In the matter of Neoma Manager (Mauritius) Limited et al (Cause Nos. FSD 322 of 2020; FSD 141 of 2021; FSD 52 of 2022 (RPJ)), Walkers acted as Cayman Islands counsel to Abraaj ABOF IV SPV Limited ("ABOF IV") in respect of its successful application for summary judgment on its counterclaims under section 22 of the Exempted Limited Partnership Act (as amended) ("ELP Act") for the disclosure of true and full information regarding the state of the business and financial condition of Neoma Private Equity Fund IV L.P. (the "Partnership").

In December 2020, the investment manager of the Partnership, Neoma Manager (Mauritius) Limited (the "Manager"), issued proceedings against ABOF IV (and other limited partners of the Partnership) seeking declarations from the Court on the accuracy of its calculations of the limited partners' capital account balances. ABOF IV, who considered the Manager's calculations to be inaccurate, subsequently issued counterclaims against both the Manager and the general partner of the Partnership, Abraaj General Partner VIII Limited (the "GP"), including under section 22 of the ELP Act seeking true and full information regarding the state of the business and financial condition of the Partnership, including, inter alia, various categories of information and documents which underpinned the Manager's calculations (the "S.22 Counterclaims").

Section 22 of the ELP Act provides that "Subject to any express or implied term of the partnership agreement, each limited partner may demand and shall receive from a general partner true and full information regarding the state of the business and financial condition of the exempted limited partnership". ABOF IV's section 22 rights were not altered by the limited partnership agreement (the "LPA").
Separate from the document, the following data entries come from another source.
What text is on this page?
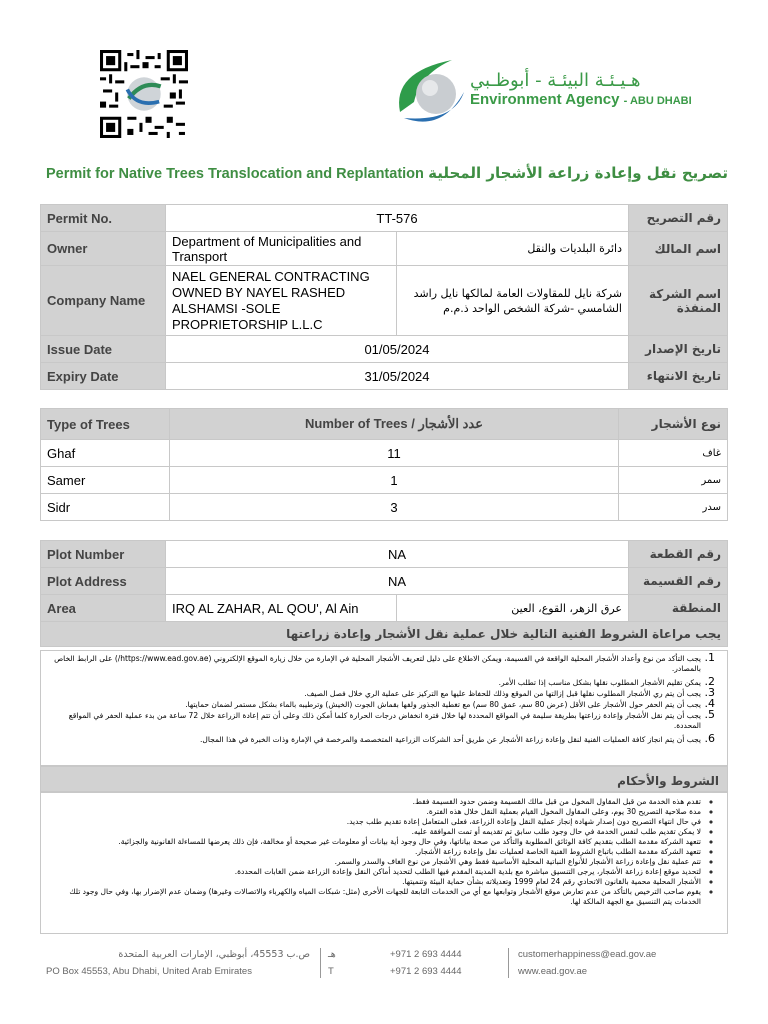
هـيـئـة البيئـة - أبوظـبي
Environment Agency - ABU DHABI
Permit for Native Trees Translocation and Replantation تصريح نقل وإعادة زراعة الأشجار المحلية
Permit No.	TT-576		رقم التصريح
Owner	Department of Municipalities and Transport	دائرة البلديات والنقل	اسم المالك
Company Name	NAEL GENERAL CONTRACTING OWNED BY NAYEL RASHED ALSHAMSI -SOLE PROPRIETORSHIP L.L.C	شركة نايل للمقاولات العامة لمالكها نايل راشد الشامسي -شركة الشخص الواحد ذ.م.م	اسم الشركة المنفذة
Issue Date	01/05/2024		تاريخ الإصدار
Expiry Date	31/05/2024		تاريخ الانتهاء
Type of Trees	Number of Trees / عدد الأشجار	نوع الأشجار
Ghaf	11	غاف
Samer	1	سمر
Sidr	3	سدر
Plot Number	NA		رقم القطعة
Plot Address	NA		رقم القسيمة
Area	IRQ AL ZAHAR, AL QOU', Al Ain	عرق الزهر، القوع، العين	المنطقة
يجب مراعاة الشروط الفنية التالية خلال عملية نقل الأشجار وإعادة زراعتها			
1. يجب التأكد من نوع وأعداد الأشجار المحلية الواقعة في القسيمة، ويمكن الاطلاع على دليل لتعريف الأشجار المحلية في الإمارة من خلال زيارة الموقع الإلكتروني (https://www.ead.gov.ae/) على الرابط الخاص بالمصادر.
2. يمكن تقليم الأشجار المطلوب نقلها بشكل مناسب إذا تطلب الأمر.
3. يجب أن يتم ري الأشجار المطلوب نقلها قبل إزالتها من الموقع وذلك للحفاظ عليها مع التركيز على عملية الري خلال فصل الصيف.
4. يجب أن يتم الحفر حول الأشجار على الأقل (عرض 80 سم، عمق 80 سم) مع تغطية الجذور ولفها بقماش الجوت (الخيش) وترطيبه بالماء بشكل مستمر لضمان حمايتها.
5. يجب أن يتم نقل الأشجار وإعادة زراعتها بطريقة سليمة في المواقع المحددة لها خلال فترة انخفاض درجات الحرارة كلما أمكن ذلك وعلى أن تتم إعادة الزراعة خلال 72 ساعة من بدء عملية الحفر في المواقع المحددة.
6. يجب أن يتم انجاز كافة العمليات الفنية لنقل وإعادة زراعة الأشجار عن طريق أحد الشركات الزراعية المتخصصة والمرخصة في الإمارة وذات الخبرة في هذا المجال.
الشروط والأحكام
◦ تقدم هذه الخدمة من قبل المقاول المخول من قبل مالك القسيمة وضمن حدود القسيمة فقط.
◦ مدة صلاحية التصريح 30 يوم، وعلى المقاول المخول القيام بعملية النقل خلال هذه الفترة.
◦ في حال انتهاء التصريح دون إصدار شهادة إنجاز عملية النقل وإعادة الزراعة، فعلى المتعامل إعادة تقديم طلب جديد.
◦ لا يمكن تقديم طلب لنفس الخدمة في حال وجود طلب سابق تم تقديمه أو تمت الموافقة عليه.
◦ تتعهد الشركة مقدمة الطلب بتقديم كافة الوثائق المطلوبة والتأكد من صحة بياناتها، وفي حال وجود أية بيانات أو معلومات غير صحيحة أو مخالفة، فإن ذلك يعرضها للمساءلة القانونية والجزائية.
◦ تتعهد الشركة مقدمة الطلب باتباع الشروط الفنية الخاصة لعمليات نقل وإعادة زراعة الأشجار.
◦ تتم عملية نقل وإعادة زراعة الأشجار للأنواع النباتية المحلية الأساسية فقط وهي الأشجار من نوع الغاف والسدر والسمر.
◦ لتحديد موقع إعادة زراعة الأشجار، يرجى التنسيق مباشرة مع بلدية المدينة المقدم فيها الطلب لتحديد أماكن النقل وإعادة الزراعة ضمن الغابات المحددة.
◦ الأشجار المحلية محمية بالقانون الاتحادي رقم 24 لعام 1999 وتعديلاته بشأن حماية البيئة وتنميتها.
◦ يقوم صاحب الترخيص بالتأكد من عدم تعارض موقع الأشجار وتوابعها مع أي من الخدمات التابعة للجهات الأخرى (مثل: شبكات المياه والكهرباء والاتصالات وغيرها) وضمان عدم الإضرار بها، وفي حال وجود تلك الخدمات يتم التنسيق مع الجهة المالكة لها.
ص.ب 45553، أبوظبي، الإمارات العربية المتحدة
PO Box 45553, Abu Dhabi, United Arab Emirates
هـ
T
+971 2 693 4444
+971 2 693 4444
customerhappiness@ead.gov.ae
www.ead.gov.ae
Despite this, the Manager and the GP refused to provide the information requested on the basis that, inter alia, ABOF IV was not entitled to the information, the information already provided to ABOF IV was sufficient to satisfy section 22, the requests were disproportionate and / or the Manager and the GP did not possess such information and were therefore not required to obtain it from third parties. Accordingly, ABOF IV made an application for summary judgment with respect to its S.22 Counterclaims on the basis that section 22 provided a broad statutory right to limited partners and the GP (and Manager) did not have any triable defence in opposition to the S.22 Counterclaims.

On 10 March 2023, the Honourable Justice Parker handed down his decision and, having considered the conduct of the GP (and the Manager, by virtue of the LPA), was satisfied that they had not complied with their statutory duties under section 22 (and/or the LPA) and had not disclosed true and full information that ABOF IV had requested and was statutorily entitled to. On this basis, Parker J held that there was no reasonably arguable defence to both the Manager's and GP's position of non-disclosure and, accordingly, granted summary judgment of the S.22 Counterclaims in favour of ABOF IV.
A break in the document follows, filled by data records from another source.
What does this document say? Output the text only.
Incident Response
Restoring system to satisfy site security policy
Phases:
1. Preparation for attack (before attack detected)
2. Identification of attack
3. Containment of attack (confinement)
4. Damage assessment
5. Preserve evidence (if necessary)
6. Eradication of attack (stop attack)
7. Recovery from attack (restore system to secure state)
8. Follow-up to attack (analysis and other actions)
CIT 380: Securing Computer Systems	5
Parker J's decision reaffirms the Grand Court's previous decisions in Dorsey and Port Fund which highlighted the wide and unqualified nature of a limited partners' statutory right to information under section 22. The decision reemphasised how "true and full" information about a partnership's business and financial condition is a "very wide target to aim at" and could not be resisted on the grounds relied upon by the Manager and GP. Parker J also made the following observations which provide helpful guidance on the ambit of section 22 and compliance with the same:

  • A limited partner may make a relevant "demand" of a general partner for material under section 22. Once that demand is made, the general partner is then under an obligation to provide the requested material provided it falls within the wide ambit of the section. This obligation is an ongoing one.
  • The entitlement under section 22 is to "true and full information" regarding "the state of the business and financial condition of the exempted limited partnership", which arises from the general partner's position as agent and fiduciary of the partnership (and each of the limited partners).
  • Limited partners are entitled to the same information that is available to the general partner concerning the business and financial affairs of the partnership in this regard so that they may be properly informed as to what has been done on their behalf, as the economic owners of the partnership.
  • A limited partner's ability to exercise its section 22 right is not impacted by its motives or the intended use of the documents.
  • The right of limited partners under section 22 is a free standing statutory right.
  • Where general partners do not have the information requested under section 22, they should make all reasonable efforts to try and obtain material from third parties to fulfill its / their obligations under section 22.
  • It is not a requirement for the information to be in the possession of the general partner for the general partner to be required to disclose it under section 22.
  • Where the general partner claims that the information requested does not exist, it should explain what searches have been conducted and why it is not possible to retrieve or find the relevant information.

This decision serves as a timely reminder that there is very limited scope for resisting requests made by limited partners under section 22 and helpfully sets out various practical considerations that have clarified the lengths general partners (and their agents) must go to in order to comply with demands made under section 22 of the ELP Act.